On Mon, Jan 27, 2025 at 9:40 AM Vít Ondruch <vondr...@redhat.com> wrote:

>
> Dne 26. 01. 25 v 16:40 Stephen Gallagher napsal(a):
>
>
>
> On Sat, Jan 25, 2025 at 12:24 PM Miro Hrončok <mhron...@redhat.com> wrote:
>
>> On 24. 01. 25 22:13, Adam Williamson wrote:
>> > Note that side tags aren't the only issue. Sometimes a maintainer
>> > commits a bump to git but doesn't build it in a side tag or rawhide,
>> > for whatever reason. Sometimes a package is*built*, but gated from
>> > Rawhide by automated tests, but then the mass rebuild effectively
>> > overrides the gating (we found several cases like this). Just checking
>> > side tags isn't gonna catch everything. I really think the appropriate
>> > check is 'was the build most recently tagged into fXX built from the
>> > current git commit? if not, don't rebuild this package, yell for manual
>> > intervention'.
>>
>> Generally, this sounds like a good idea.
>>
>> However, note that is is not uncommon for (proven)packagers to commit
>> stuff
>> that will only eventually get built. We might discover that the number of
>> packages that we yell at for no good reason is too high.
>>
>> As an example of a big chnage, I think the SPDX commits were pushed but
>> not built.
>>
>>
> It's possible that I'm in the minority here, but I honestly don't think
> anything should be pushed to dist-git unless it's intended to be built more
> or less immediately. Yes, even changes without an immediate functional
> impact like the SPDX changes.
>
>
> I would agree with your statement if I was considering this just from
> mass-rebuild perspective. But considering usage of those packages, I
> believe that we should always consider the amount of updates.
>
> If I ignore that am Rawhide user consuming such changes, updated package
> in Rawhide also means that maybe others mock caches will become obsolete.
>
>
So, in the case of Branched/Stable Fedora, we can always opt not to submit
a Bodhi update to avoid bugging people. With Rawhide's automated updates,
that does indeed lead to more churn, but I'd argue that this is probably
not a major issue. The majority of Rawhide usage is likely to be in CI
systems rather than end-user systems (Kevin, myself and other insane people
who run Rawhide on our primary machines notwithstanding).
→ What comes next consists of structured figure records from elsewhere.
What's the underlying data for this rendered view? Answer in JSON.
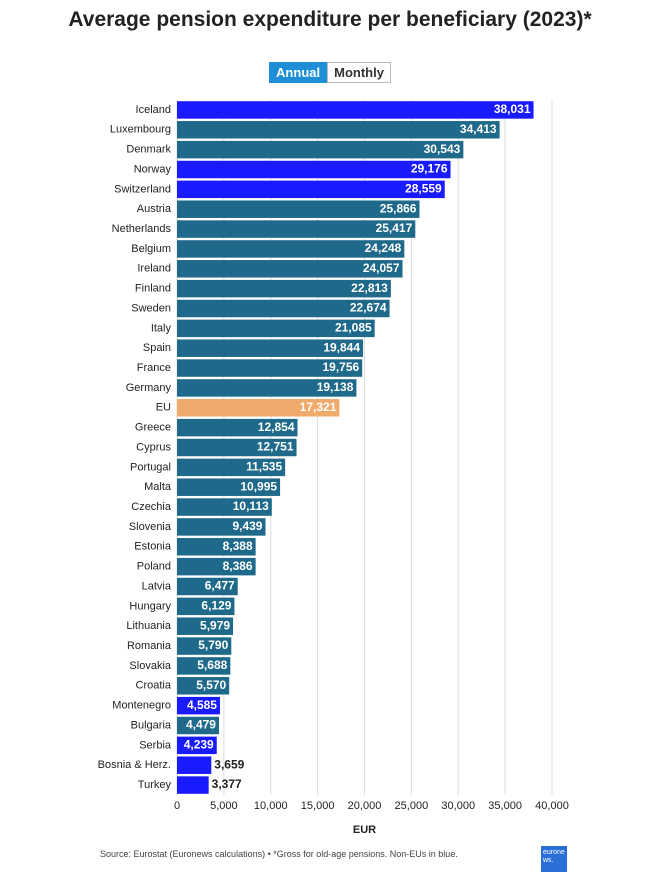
{
  "chart_data": {
    "type": "bar",
    "orientation": "horizontal",
    "title": "Average pension expenditure per beneficiary (2023)*",
    "buttons": [
      "Annual",
      "Monthly"
    ],
    "categories": [
      "Iceland",
      "Luxembourg",
      "Denmark",
      "Norway",
      "Switzerland",
      "Austria",
      "Netherlands",
      "Belgium",
      "Ireland",
      "Finland",
      "Sweden",
      "Italy",
      "Spain",
      "France",
      "Germany",
      "EU",
      "Greece",
      "Cyprus",
      "Portugal",
      "Malta",
      "Czechia",
      "Slovenia",
      "Estonia",
      "Poland",
      "Latvia",
      "Hungary",
      "Lithuania",
      "Romania",
      "Slovakia",
      "Croatia",
      "Montenegro",
      "Bulgaria",
      "Serbia",
      "Bosnia & Herz.",
      "Turkey"
    ],
    "values": [
      38031,
      34413,
      30543,
      29176,
      28559,
      25866,
      25417,
      24248,
      24057,
      22813,
      22674,
      21085,
      19844,
      19756,
      19138,
      17321,
      12854,
      12751,
      11535,
      10995,
      10113,
      9439,
      8388,
      8386,
      6477,
      6129,
      5979,
      5790,
      5688,
      5570,
      4585,
      4479,
      4239,
      3659,
      3377
    ],
    "value_labels": [
      "38,031",
      "34,413",
      "30,543",
      "29,176",
      "28,559",
      "25,866",
      "25,417",
      "24,248",
      "24,057",
      "22,813",
      "22,674",
      "21,085",
      "19,844",
      "19,756",
      "19,138",
      "17,321",
      "12,854",
      "12,751",
      "11,535",
      "10,995",
      "10,113",
      "9,439",
      "8,388",
      "8,386",
      "6,477",
      "6,129",
      "5,979",
      "5,790",
      "5,688",
      "5,570",
      "4,585",
      "4,479",
      "4,239",
      "3,659",
      "3,377"
    ],
    "colors": [
      "#1a1aff",
      "#1f6a8a",
      "#1f6a8a",
      "#1a1aff",
      "#1a1aff",
      "#1f6a8a",
      "#1f6a8a",
      "#1f6a8a",
      "#1f6a8a",
      "#1f6a8a",
      "#1f6a8a",
      "#1f6a8a",
      "#1f6a8a",
      "#1f6a8a",
      "#1f6a8a",
      "#f0aa6c",
      "#1f6a8a",
      "#1f6a8a",
      "#1f6a8a",
      "#1f6a8a",
      "#1f6a8a",
      "#1f6a8a",
      "#1f6a8a",
      "#1f6a8a",
      "#1f6a8a",
      "#1f6a8a",
      "#1f6a8a",
      "#1f6a8a",
      "#1f6a8a",
      "#1f6a8a",
      "#1a1aff",
      "#1f6a8a",
      "#1a1aff",
      "#1a1aff",
      "#1a1aff"
    ],
    "xlim": [
      0,
      40000
    ],
    "xticks": [
      0,
      {
        "value": 5000,
        "label": "5,000"
      },
      {
        "value": 10000,
        "label": "10,000"
      },
      {
        "value": 15000,
        "label": "15,000"
      },
      {
        "value": 20000,
        "label": "20,000"
      },
      {
        "value": 25000,
        "label": "25,000"
      },
      {
        "value": 30000,
        "label": "30,000"
      },
      {
        "value": 35000,
        "label": "35,000"
      },
      {
        "value": 40000,
        "label": "40,000"
      }
    ],
    "xlabel": "EUR",
    "grid": true,
    "source": "Source: Eurostat (Euronews calculations) • *Gross for old-age pensions. Non-EUs in blue.",
    "logo": "euronews."
  }
}
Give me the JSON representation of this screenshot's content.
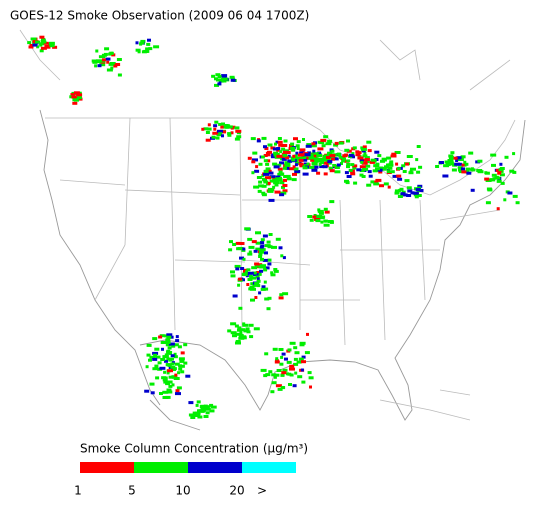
{
  "title": "GOES-12 Smoke Observation (2009 06 04  1700Z)",
  "legend": {
    "label": "Smoke Column Concentration (μg/m³)",
    "colors": [
      "#ff0000",
      "#00ee00",
      "#0000cc",
      "#00ffff"
    ],
    "ticks": [
      "1",
      "5",
      "10",
      "20",
      ">"
    ]
  }
}
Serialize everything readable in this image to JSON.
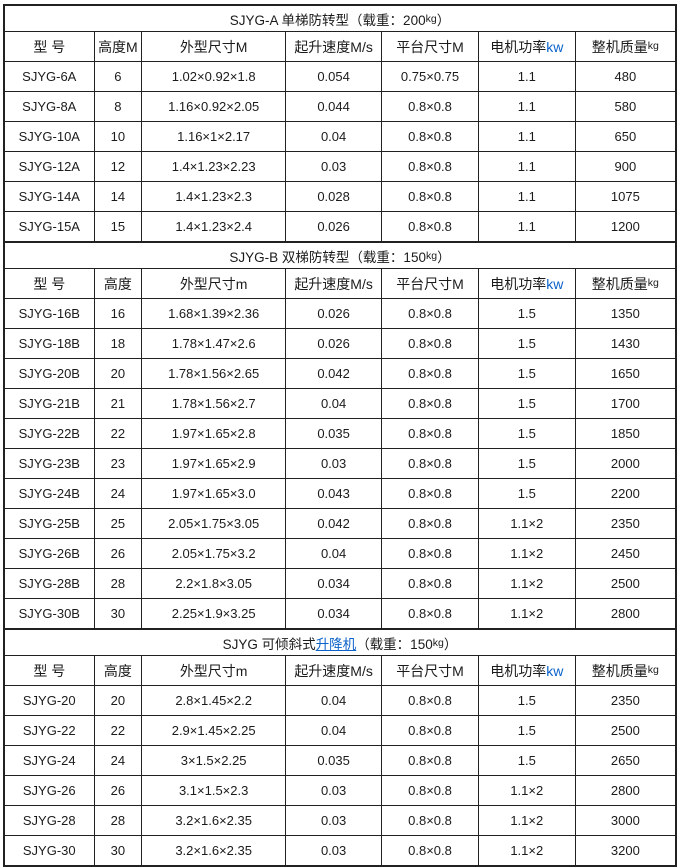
{
  "page": {
    "background": "#ffffff",
    "colors": {
      "border": "#212121",
      "text": "#1b1b1b",
      "link_blue": "#0b62c9",
      "kw_unit_blue": "#0b62c9"
    }
  },
  "sections": [
    {
      "title": {
        "pre": "SJYG-A 单梯防转型（载重：200",
        "weight_unit": "kg",
        "post": "）"
      },
      "columns": [
        {
          "label": "型 号"
        },
        {
          "label": "高度M"
        },
        {
          "label": "外型尺寸M"
        },
        {
          "label": "起升速度M/s"
        },
        {
          "label": "平台尺寸M"
        },
        {
          "label": "电机功率",
          "unit": "kw",
          "unit_style": "kw"
        },
        {
          "label": "整机质量",
          "unit": "kg",
          "unit_style": "kg"
        }
      ],
      "rows": [
        [
          "SJYG-6A",
          "6",
          "1.02×0.92×1.8",
          "0.054",
          "0.75×0.75",
          "1.1",
          "480"
        ],
        [
          "SJYG-8A",
          "8",
          "1.16×0.92×2.05",
          "0.044",
          "0.8×0.8",
          "1.1",
          "580"
        ],
        [
          "SJYG-10A",
          "10",
          "1.16×1×2.17",
          "0.04",
          "0.8×0.8",
          "1.1",
          "650"
        ],
        [
          "SJYG-12A",
          "12",
          "1.4×1.23×2.23",
          "0.03",
          "0.8×0.8",
          "1.1",
          "900"
        ],
        [
          "SJYG-14A",
          "14",
          "1.4×1.23×2.3",
          "0.028",
          "0.8×0.8",
          "1.1",
          "1075"
        ],
        [
          "SJYG-15A",
          "15",
          "1.4×1.23×2.4",
          "0.026",
          "0.8×0.8",
          "1.1",
          "1200"
        ]
      ]
    },
    {
      "title": {
        "pre": "SJYG-B 双梯防转型（载重：150",
        "weight_unit": "kg",
        "post": "）"
      },
      "columns": [
        {
          "label": "型 号"
        },
        {
          "label": "高度"
        },
        {
          "label": "外型尺寸m"
        },
        {
          "label": "起升速度M/s"
        },
        {
          "label": "平台尺寸M"
        },
        {
          "label": "电机功率",
          "unit": "kw",
          "unit_style": "kw"
        },
        {
          "label": "整机质量",
          "unit": "kg",
          "unit_style": "kg"
        }
      ],
      "rows": [
        [
          "SJYG-16B",
          "16",
          "1.68×1.39×2.36",
          "0.026",
          "0.8×0.8",
          "1.5",
          "1350"
        ],
        [
          "SJYG-18B",
          "18",
          "1.78×1.47×2.6",
          "0.026",
          "0.8×0.8",
          "1.5",
          "1430"
        ],
        [
          "SJYG-20B",
          "20",
          "1.78×1.56×2.65",
          "0.042",
          "0.8×0.8",
          "1.5",
          "1650"
        ],
        [
          "SJYG-21B",
          "21",
          "1.78×1.56×2.7",
          "0.04",
          "0.8×0.8",
          "1.5",
          "1700"
        ],
        [
          "SJYG-22B",
          "22",
          "1.97×1.65×2.8",
          "0.035",
          "0.8×0.8",
          "1.5",
          "1850"
        ],
        [
          "SJYG-23B",
          "23",
          "1.97×1.65×2.9",
          "0.03",
          "0.8×0.8",
          "1.5",
          "2000"
        ],
        [
          "SJYG-24B",
          "24",
          "1.97×1.65×3.0",
          "0.043",
          "0.8×0.8",
          "1.5",
          "2200"
        ],
        [
          "SJYG-25B",
          "25",
          "2.05×1.75×3.05",
          "0.042",
          "0.8×0.8",
          "1.1×2",
          "2350"
        ],
        [
          "SJYG-26B",
          "26",
          "2.05×1.75×3.2",
          "0.04",
          "0.8×0.8",
          "1.1×2",
          "2450"
        ],
        [
          "SJYG-28B",
          "28",
          "2.2×1.8×3.05",
          "0.034",
          "0.8×0.8",
          "1.1×2",
          "2500"
        ],
        [
          "SJYG-30B",
          "30",
          "2.25×1.9×3.25",
          "0.034",
          "0.8×0.8",
          "1.1×2",
          "2800"
        ]
      ]
    },
    {
      "title": {
        "pre": "SJYG 可倾斜式",
        "link": "升降机",
        "mid": "（载重：150",
        "weight_unit": "kg",
        "post": "）"
      },
      "columns": [
        {
          "label": "型 号"
        },
        {
          "label": "高度"
        },
        {
          "label": "外型尺寸m"
        },
        {
          "label": "起升速度M/s"
        },
        {
          "label": "平台尺寸M"
        },
        {
          "label": "电机功率",
          "unit": "kw",
          "unit_style": "kw"
        },
        {
          "label": "整机质量",
          "unit": "kg",
          "unit_style": "kg"
        }
      ],
      "rows": [
        [
          "SJYG-20",
          "20",
          "2.8×1.45×2.2",
          "0.04",
          "0.8×0.8",
          "1.5",
          "2350"
        ],
        [
          "SJYG-22",
          "22",
          "2.9×1.45×2.25",
          "0.04",
          "0.8×0.8",
          "1.5",
          "2500"
        ],
        [
          "SJYG-24",
          "24",
          "3×1.5×2.25",
          "0.035",
          "0.8×0.8",
          "1.5",
          "2650"
        ],
        [
          "SJYG-26",
          "26",
          "3.1×1.5×2.3",
          "0.03",
          "0.8×0.8",
          "1.1×2",
          "2800"
        ],
        [
          "SJYG-28",
          "28",
          "3.2×1.6×2.35",
          "0.03",
          "0.8×0.8",
          "1.1×2",
          "3000"
        ],
        [
          "SJYG-30",
          "30",
          "3.2×1.6×2.35",
          "0.03",
          "0.8×0.8",
          "1.1×2",
          "3200"
        ]
      ]
    }
  ]
}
So I don't think the impact would be terrible.



> That said, I agree with Kevin that we should have the compose reports list
> anything in the compose whose state is "The commit at the HEAD of the
> `rawhide` branch does not match the commit used for the latest build in
> Rawhide" and treat that as a bug (ideally, we'd open one automatically)
> that must be resolved prior to the next mass-rebuild (either by getting a
> build done or tagging the bug in some way that indicates that it's okay for
> the mass-rebuild to build it). Anything still on the list when the
> mass-rebuild is ready to start should be skipped and the bug should be
> marked as a blocker for Beta (to make sure it gets looked at). Detecting
> this should be fairly easy, albeit adding a bit to the Koji API load.